Nelle scuole della Provincia di Roma nessun rischio per il riscaldamento

Siamo in grado di mantenere inalterati tutti i servizi ai cittadini, ovviamente anche quello del riscaldamento delle scuole anche se la situazione economica è insostenibile dopo i tagli che ci sono stati dal governo


Nei giorni scorsi il nuovo presidente dell’Upi Antonio Saitta ha proposto di lasciare le scuole senza riscaldamento se il governo porterà avanti la politica dei tagli.

Alla Provincia di Roma siamo in grado di mantenere inalterati tutti i servizi ai cittadini, ovviamente anche quello del riscaldamento delle scuole.

Saitta ha lanciato una provocazione per sottolineare quanto la drammatica situazione economica delle Province metta a rischio servizi essenziali.

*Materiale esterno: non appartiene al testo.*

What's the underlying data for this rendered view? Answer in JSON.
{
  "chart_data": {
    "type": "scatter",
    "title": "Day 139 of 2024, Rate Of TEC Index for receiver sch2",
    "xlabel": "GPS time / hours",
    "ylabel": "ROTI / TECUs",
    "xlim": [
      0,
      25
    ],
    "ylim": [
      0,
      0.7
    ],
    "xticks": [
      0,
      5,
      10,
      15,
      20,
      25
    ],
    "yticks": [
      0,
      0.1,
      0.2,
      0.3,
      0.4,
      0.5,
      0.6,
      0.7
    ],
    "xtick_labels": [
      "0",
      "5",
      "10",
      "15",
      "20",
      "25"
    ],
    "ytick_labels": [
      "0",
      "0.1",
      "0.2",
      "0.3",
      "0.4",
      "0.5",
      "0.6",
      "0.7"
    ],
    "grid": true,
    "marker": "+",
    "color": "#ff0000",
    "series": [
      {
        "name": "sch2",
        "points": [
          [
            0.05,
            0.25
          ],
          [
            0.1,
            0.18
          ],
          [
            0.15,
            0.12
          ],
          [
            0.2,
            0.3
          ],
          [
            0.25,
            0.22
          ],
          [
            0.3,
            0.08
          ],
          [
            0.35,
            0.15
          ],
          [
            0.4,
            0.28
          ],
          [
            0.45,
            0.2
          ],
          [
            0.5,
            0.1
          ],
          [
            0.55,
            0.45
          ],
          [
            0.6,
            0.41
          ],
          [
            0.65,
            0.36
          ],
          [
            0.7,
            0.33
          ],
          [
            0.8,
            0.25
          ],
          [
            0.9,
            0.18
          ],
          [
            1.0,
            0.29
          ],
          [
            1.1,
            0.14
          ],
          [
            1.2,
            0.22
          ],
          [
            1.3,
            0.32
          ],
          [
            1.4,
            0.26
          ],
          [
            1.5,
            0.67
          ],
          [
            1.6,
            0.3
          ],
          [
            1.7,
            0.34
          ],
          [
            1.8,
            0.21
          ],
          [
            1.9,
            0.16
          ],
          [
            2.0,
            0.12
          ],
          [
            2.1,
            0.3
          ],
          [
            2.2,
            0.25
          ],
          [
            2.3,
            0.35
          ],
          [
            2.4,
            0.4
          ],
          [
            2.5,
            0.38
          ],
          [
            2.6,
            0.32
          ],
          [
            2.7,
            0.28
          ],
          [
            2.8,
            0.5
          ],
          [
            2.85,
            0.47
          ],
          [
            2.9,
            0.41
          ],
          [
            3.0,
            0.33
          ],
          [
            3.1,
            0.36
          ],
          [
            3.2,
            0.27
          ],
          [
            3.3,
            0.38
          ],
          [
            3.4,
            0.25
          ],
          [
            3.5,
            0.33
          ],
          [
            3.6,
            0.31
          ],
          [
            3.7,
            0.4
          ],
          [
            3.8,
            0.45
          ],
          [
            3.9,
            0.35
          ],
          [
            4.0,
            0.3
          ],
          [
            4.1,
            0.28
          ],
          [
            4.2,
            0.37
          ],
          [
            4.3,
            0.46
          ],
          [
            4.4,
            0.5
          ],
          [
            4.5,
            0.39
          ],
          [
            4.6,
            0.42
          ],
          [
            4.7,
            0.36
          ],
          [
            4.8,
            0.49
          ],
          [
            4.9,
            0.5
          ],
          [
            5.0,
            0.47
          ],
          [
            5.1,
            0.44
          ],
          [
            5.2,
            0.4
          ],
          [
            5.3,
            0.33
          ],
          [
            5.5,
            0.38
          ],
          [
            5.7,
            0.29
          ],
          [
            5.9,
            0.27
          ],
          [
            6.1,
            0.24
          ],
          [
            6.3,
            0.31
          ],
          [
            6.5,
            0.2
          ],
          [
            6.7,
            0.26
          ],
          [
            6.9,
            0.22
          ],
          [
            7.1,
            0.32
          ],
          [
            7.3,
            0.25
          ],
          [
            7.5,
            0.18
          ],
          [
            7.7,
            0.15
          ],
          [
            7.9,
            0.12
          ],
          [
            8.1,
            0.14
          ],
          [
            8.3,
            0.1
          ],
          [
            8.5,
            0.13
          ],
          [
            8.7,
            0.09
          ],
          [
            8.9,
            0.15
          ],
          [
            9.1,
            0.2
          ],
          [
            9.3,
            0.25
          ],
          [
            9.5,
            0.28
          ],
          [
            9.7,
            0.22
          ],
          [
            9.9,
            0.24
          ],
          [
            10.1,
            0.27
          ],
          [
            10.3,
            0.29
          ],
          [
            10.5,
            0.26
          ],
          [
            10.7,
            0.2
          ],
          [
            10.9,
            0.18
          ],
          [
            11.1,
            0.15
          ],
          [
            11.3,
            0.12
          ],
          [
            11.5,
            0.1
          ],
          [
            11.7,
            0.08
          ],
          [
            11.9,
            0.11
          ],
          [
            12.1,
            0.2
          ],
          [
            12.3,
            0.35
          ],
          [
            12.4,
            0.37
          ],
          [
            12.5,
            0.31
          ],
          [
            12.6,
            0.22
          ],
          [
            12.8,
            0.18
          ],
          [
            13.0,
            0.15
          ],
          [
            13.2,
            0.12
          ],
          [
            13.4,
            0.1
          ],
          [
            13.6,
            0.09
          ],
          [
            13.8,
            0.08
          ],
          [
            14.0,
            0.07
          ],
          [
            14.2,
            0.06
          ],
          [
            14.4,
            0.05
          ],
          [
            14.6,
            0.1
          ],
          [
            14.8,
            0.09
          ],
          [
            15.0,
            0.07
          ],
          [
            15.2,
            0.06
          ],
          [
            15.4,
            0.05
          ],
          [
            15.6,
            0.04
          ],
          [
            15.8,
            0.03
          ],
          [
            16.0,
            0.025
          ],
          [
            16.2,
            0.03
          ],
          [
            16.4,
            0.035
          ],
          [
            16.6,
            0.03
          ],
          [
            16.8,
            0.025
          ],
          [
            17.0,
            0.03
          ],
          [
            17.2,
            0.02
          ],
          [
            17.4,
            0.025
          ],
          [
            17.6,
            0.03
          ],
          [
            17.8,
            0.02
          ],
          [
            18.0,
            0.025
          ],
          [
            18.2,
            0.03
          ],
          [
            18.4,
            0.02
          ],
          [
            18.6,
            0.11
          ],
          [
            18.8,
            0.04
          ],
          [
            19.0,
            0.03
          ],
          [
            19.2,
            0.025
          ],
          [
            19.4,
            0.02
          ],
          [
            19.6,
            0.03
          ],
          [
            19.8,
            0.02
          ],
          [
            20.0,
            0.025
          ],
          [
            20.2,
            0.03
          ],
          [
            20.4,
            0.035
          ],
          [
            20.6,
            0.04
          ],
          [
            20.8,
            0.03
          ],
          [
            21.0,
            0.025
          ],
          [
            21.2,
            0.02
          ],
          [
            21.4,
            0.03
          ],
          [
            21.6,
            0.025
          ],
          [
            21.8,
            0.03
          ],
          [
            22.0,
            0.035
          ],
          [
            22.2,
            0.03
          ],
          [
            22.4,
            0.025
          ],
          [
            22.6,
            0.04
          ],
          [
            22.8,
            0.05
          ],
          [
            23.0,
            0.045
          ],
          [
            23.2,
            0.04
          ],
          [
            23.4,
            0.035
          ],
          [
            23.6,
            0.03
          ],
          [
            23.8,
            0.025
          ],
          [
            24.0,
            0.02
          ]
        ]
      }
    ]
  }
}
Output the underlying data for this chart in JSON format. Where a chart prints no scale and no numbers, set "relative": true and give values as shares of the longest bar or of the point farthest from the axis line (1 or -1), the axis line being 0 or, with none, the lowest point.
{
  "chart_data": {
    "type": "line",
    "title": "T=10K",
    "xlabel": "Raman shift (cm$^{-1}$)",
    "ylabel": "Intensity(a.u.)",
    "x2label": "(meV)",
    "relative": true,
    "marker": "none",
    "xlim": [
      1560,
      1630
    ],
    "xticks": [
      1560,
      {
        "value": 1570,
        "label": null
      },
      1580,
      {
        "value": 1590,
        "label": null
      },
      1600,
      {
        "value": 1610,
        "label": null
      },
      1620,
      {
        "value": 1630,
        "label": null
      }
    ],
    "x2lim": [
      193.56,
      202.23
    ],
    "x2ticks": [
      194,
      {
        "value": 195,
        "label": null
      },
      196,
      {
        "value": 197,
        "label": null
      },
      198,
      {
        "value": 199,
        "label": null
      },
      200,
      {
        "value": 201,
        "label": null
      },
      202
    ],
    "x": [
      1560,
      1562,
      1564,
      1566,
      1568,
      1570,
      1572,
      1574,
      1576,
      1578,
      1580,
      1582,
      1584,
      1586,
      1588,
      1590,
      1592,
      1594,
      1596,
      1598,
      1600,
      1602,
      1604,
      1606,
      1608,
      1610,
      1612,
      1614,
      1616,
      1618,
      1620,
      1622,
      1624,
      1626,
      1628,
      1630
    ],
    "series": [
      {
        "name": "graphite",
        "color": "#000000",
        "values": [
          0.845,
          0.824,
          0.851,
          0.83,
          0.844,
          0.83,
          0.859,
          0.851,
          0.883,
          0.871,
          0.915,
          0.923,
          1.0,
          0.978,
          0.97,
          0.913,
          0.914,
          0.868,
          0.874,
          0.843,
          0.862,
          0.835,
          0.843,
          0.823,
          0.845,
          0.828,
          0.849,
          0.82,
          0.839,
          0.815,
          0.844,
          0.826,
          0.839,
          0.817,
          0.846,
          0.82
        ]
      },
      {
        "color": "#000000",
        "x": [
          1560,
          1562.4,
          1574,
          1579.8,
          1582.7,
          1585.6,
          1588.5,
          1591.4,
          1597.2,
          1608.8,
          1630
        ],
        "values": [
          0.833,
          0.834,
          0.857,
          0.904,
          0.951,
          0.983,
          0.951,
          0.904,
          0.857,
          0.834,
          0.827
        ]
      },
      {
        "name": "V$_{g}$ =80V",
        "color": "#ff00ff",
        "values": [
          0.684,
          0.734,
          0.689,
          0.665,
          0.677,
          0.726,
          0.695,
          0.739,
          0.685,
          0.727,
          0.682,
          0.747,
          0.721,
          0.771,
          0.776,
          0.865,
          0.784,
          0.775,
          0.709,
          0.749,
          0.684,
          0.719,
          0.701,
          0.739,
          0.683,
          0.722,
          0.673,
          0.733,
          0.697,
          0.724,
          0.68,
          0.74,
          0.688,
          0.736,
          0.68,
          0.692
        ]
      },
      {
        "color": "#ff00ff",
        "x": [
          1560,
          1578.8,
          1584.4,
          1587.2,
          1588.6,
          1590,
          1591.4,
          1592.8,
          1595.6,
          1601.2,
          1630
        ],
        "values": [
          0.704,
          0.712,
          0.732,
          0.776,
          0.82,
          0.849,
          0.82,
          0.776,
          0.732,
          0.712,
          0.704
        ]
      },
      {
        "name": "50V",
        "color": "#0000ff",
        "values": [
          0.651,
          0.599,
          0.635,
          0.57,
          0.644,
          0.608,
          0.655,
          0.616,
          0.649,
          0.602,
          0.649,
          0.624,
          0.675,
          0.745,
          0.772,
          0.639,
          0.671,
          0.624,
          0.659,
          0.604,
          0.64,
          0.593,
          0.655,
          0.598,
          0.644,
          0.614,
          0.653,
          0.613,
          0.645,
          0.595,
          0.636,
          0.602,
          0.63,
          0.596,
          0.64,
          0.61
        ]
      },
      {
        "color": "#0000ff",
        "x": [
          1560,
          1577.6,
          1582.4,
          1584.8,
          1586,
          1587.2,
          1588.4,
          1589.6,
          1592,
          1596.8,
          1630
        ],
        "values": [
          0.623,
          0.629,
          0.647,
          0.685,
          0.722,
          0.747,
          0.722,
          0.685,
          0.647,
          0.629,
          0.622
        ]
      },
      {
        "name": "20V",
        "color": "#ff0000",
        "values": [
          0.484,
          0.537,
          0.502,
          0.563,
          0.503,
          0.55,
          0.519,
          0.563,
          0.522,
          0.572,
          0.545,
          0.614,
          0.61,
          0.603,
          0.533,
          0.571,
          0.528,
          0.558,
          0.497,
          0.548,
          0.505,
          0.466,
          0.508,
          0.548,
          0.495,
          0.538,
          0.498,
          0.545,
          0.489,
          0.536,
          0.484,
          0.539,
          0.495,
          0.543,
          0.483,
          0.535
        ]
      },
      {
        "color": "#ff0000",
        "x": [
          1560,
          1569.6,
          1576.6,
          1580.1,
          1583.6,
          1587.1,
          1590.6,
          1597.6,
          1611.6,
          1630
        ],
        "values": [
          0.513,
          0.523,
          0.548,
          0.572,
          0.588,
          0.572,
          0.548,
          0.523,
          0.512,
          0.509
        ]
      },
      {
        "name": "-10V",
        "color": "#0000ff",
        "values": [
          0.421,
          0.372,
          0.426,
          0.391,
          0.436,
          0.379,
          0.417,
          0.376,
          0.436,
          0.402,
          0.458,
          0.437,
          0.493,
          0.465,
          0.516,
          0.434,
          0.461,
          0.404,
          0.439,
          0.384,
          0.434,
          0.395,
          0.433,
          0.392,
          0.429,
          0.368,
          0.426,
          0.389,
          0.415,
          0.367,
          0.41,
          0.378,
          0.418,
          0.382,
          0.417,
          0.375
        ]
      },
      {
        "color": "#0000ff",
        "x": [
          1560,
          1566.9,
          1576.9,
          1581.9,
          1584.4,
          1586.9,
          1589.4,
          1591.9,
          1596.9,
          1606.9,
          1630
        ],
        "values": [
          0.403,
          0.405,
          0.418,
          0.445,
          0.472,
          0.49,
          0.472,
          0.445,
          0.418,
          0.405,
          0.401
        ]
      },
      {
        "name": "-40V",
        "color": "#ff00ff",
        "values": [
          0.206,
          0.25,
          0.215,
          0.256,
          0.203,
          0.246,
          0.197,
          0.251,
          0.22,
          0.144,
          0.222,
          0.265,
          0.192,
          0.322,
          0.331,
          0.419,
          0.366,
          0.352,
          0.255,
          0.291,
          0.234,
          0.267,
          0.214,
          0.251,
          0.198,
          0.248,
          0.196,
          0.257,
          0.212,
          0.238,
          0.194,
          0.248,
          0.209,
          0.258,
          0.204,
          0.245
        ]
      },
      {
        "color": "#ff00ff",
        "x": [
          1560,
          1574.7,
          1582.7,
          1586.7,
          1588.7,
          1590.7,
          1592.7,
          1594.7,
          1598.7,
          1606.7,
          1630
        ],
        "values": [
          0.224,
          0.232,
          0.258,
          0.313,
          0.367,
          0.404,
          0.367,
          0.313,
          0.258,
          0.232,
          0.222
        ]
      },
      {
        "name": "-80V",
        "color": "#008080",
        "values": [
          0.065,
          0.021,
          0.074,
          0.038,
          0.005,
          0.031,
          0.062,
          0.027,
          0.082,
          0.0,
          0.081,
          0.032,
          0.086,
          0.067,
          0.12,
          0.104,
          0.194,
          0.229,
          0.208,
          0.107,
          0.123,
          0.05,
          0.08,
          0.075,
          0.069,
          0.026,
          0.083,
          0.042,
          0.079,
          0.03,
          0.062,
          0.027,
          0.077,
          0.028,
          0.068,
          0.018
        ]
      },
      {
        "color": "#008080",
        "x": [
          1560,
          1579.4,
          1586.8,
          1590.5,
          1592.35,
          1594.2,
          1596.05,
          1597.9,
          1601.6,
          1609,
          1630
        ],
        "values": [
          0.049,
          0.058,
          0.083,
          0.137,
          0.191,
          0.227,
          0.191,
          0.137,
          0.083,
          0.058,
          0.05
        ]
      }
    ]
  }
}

In questi anni abbiamo amministrato la cosa pubblica con rigore e grazie all’innovazione abbiamo ridotto le spese e migliorato i servizi. Abbiamo portato la banda larga per la connessione veloce a internet, l’energia solare e un nuovo modo per riscaldare gli edifici. Interventi che permettono di risparmiare quasi 6 milioni di euro ogni anno, che investiremo sempre nella scuola.

Per noi quindi questa estrema misura non dovrà essere adottata, anche se la situazione economica è insostenibile dopo i tagli che ci sono stati da parte del governo.